W drugim często powoływanym judykacie z 24.01.2013 r. (V CSK 63/12) SN wprawdzie uznał, że „składki na ubezpieczenie emerytalne odprowadzane do funduszu nie są prywatną własnością członka funduszu, a pochodzą z podziału przekazywanej ZUS składki na to właśnie ubezpieczenie i przeliczone na jednostki rozrachunkowe stanowiące podstawę nabywania przez członka funduszu uprawnień cząstkowych do przyszłej emerytury do czasu nabycia prawa do całości środków zgromadzonych na indywidualnym koncie", jednakże kontekst, w jakim pogląd ten został sformułowany, rzutuje w sposób decydujący na jego prawidłowe rozumienie: otóż cytowane orzeczenie SN chroni system emerytalny przed jego „rozmontowaniem" na podstawie prywatnoprawnych roszczeń.

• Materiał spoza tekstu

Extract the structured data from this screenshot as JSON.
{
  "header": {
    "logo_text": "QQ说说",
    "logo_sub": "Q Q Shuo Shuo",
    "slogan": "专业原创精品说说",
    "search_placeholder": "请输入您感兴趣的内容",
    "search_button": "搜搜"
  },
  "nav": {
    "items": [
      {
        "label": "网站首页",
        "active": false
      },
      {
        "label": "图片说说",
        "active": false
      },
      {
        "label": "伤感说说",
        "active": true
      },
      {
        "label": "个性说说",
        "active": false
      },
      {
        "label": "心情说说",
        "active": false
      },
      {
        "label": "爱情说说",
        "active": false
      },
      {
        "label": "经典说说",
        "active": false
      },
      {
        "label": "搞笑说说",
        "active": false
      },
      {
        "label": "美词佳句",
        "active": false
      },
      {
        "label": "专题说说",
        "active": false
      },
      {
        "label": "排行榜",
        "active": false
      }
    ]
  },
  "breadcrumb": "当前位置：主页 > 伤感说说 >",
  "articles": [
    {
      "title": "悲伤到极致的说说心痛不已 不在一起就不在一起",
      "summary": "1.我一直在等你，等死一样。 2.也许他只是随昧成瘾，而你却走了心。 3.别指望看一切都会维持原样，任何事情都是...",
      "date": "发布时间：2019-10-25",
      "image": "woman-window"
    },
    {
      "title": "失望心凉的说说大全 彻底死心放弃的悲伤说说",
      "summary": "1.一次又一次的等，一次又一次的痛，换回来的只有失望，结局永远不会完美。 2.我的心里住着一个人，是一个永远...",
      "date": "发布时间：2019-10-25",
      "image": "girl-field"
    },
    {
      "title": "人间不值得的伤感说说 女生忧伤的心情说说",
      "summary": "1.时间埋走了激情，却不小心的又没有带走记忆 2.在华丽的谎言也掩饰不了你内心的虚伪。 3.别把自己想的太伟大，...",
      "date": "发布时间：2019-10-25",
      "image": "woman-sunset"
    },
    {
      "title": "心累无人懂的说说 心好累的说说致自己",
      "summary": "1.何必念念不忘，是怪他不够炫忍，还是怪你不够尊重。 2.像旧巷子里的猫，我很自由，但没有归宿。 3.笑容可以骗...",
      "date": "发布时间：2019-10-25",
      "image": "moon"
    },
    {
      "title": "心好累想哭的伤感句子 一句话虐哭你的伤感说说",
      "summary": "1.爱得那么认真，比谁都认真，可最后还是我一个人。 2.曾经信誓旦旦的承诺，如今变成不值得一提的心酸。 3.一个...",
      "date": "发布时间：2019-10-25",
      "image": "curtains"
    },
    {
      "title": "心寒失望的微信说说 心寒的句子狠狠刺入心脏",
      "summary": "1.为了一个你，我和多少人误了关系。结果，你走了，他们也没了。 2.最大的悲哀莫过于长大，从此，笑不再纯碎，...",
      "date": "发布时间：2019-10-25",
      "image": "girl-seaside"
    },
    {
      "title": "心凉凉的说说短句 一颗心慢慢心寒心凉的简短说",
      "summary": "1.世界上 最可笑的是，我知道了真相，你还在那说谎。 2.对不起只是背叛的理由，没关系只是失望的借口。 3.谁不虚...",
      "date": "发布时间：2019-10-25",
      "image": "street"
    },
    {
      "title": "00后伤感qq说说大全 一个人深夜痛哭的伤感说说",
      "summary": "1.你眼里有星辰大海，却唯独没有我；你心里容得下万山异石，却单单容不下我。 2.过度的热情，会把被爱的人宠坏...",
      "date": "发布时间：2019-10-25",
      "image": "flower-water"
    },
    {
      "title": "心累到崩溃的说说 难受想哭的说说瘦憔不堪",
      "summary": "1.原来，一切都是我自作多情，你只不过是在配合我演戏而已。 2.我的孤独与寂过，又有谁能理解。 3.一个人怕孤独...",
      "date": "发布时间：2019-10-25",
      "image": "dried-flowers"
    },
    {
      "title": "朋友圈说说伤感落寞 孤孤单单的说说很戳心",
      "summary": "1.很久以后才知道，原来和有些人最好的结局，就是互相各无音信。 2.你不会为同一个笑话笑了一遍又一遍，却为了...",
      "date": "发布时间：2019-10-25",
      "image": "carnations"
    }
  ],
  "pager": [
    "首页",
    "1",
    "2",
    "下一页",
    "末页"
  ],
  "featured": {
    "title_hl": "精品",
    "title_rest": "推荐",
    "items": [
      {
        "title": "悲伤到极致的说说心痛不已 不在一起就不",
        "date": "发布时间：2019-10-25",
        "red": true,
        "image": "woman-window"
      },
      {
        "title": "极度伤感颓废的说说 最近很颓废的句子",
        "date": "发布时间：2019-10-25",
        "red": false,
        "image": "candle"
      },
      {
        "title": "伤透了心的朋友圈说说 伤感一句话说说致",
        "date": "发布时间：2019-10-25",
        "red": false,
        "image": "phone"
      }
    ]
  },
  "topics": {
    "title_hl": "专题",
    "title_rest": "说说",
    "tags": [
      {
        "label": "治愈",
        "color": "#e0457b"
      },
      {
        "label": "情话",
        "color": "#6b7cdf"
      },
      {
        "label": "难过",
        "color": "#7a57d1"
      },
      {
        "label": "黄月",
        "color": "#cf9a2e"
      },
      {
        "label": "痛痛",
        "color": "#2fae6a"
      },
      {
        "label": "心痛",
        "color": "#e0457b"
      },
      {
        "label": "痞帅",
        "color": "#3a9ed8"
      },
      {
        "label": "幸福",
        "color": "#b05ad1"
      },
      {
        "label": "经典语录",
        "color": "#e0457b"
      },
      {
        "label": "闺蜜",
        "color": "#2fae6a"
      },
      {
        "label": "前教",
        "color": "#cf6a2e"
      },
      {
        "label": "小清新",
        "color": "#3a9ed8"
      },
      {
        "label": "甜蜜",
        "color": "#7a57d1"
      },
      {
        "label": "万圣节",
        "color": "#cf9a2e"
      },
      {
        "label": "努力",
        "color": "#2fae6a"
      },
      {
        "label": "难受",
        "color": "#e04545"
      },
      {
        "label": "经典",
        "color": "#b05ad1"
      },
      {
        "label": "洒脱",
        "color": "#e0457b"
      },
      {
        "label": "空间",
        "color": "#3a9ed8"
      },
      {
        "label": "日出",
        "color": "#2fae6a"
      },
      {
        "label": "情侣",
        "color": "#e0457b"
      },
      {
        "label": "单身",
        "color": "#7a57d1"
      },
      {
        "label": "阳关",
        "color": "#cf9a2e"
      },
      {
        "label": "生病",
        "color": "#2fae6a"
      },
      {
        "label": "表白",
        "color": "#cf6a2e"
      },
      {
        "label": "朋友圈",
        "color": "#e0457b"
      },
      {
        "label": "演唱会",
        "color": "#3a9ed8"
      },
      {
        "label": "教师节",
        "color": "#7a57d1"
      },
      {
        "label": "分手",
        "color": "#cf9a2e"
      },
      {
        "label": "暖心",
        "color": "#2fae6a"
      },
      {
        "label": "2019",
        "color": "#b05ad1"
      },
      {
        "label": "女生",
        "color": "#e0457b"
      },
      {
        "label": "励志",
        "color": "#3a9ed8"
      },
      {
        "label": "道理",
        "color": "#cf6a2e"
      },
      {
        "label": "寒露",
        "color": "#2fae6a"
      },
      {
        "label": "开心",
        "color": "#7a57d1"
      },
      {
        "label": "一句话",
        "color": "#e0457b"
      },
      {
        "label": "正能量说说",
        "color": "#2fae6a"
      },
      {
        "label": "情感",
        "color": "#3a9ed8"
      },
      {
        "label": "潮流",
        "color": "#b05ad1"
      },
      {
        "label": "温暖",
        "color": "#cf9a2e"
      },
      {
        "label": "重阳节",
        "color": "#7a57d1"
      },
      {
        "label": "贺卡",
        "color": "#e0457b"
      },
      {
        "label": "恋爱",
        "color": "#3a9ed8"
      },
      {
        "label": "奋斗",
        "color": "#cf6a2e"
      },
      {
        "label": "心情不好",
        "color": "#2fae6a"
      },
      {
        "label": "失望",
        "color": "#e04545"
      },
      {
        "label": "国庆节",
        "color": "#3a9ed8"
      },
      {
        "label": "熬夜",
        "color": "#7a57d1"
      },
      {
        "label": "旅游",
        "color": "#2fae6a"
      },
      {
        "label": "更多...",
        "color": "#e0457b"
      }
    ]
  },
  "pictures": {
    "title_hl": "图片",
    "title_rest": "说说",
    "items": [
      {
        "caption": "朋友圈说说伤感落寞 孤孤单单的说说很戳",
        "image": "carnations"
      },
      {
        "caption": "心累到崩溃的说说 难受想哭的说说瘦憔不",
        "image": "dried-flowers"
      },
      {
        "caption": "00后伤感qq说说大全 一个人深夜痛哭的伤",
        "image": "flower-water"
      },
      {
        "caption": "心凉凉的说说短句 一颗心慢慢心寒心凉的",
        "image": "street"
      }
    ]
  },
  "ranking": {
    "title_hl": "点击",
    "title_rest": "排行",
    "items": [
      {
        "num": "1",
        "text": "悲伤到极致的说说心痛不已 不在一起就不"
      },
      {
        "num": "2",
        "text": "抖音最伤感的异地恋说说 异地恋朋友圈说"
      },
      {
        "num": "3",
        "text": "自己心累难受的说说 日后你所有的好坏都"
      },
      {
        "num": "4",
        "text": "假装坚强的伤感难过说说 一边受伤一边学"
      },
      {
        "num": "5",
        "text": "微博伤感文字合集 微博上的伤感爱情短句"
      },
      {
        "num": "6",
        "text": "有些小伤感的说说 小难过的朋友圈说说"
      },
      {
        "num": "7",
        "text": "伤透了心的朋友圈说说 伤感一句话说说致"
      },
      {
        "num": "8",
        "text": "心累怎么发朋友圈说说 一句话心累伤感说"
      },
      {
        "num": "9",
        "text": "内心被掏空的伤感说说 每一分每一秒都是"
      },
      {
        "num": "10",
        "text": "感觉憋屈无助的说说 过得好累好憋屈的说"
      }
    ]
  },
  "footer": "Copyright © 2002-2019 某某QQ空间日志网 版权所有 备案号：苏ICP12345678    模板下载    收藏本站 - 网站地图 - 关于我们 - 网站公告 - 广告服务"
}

Spór leżący u podstaw przytoczonego wyroku SN dotyczył możliwości żądania przez ubezpieczonego wypłaty jego środków z OFE na podstawie prawa własności. Nawet najdalej idące sformułowanie, którym posłużył się SN, nie może być prawidłowo rozumiane bez uwzględnienia kontekstu – w uchwale składu 7 sędziów z 5.04.2006 r. (III CZP 121/05) Sąd Najwyższy stwierdził, że „składki na ubezpieczenie emerytalne odprowadzane do funduszu nie są prywatną własnością członka funduszu, a przeliczone na jednostki rozrachunkowe stanowią podstawę nabywania przez niego uprawnień cząstkowych do przyszłej emerytury do czasu nabycia prawa do całości środków zgromadzonych na indywidualnym koncie. Składka po przekazaniu do funduszu zachowuje nadal swój publicznoprawny ubezpieczeniowy charakter". Pogląd ten został sformułowany jako fragment uzasadnienia prawa ubezpieczonego do żądania wydania przez ZUS decyzji administracyjnej w trybie art. 83 ust. 1 ustawy z 13.10.1998 r. o systemie ubezpieczeń społecznych (tj. DzU nr 205, poz. 1585 ze zm.). Również i ten wyrok – podobnie jak dwa poprzednio przytoczone – służy ochronie systemu emerytalnego przed źle pojmowanym prawem własności.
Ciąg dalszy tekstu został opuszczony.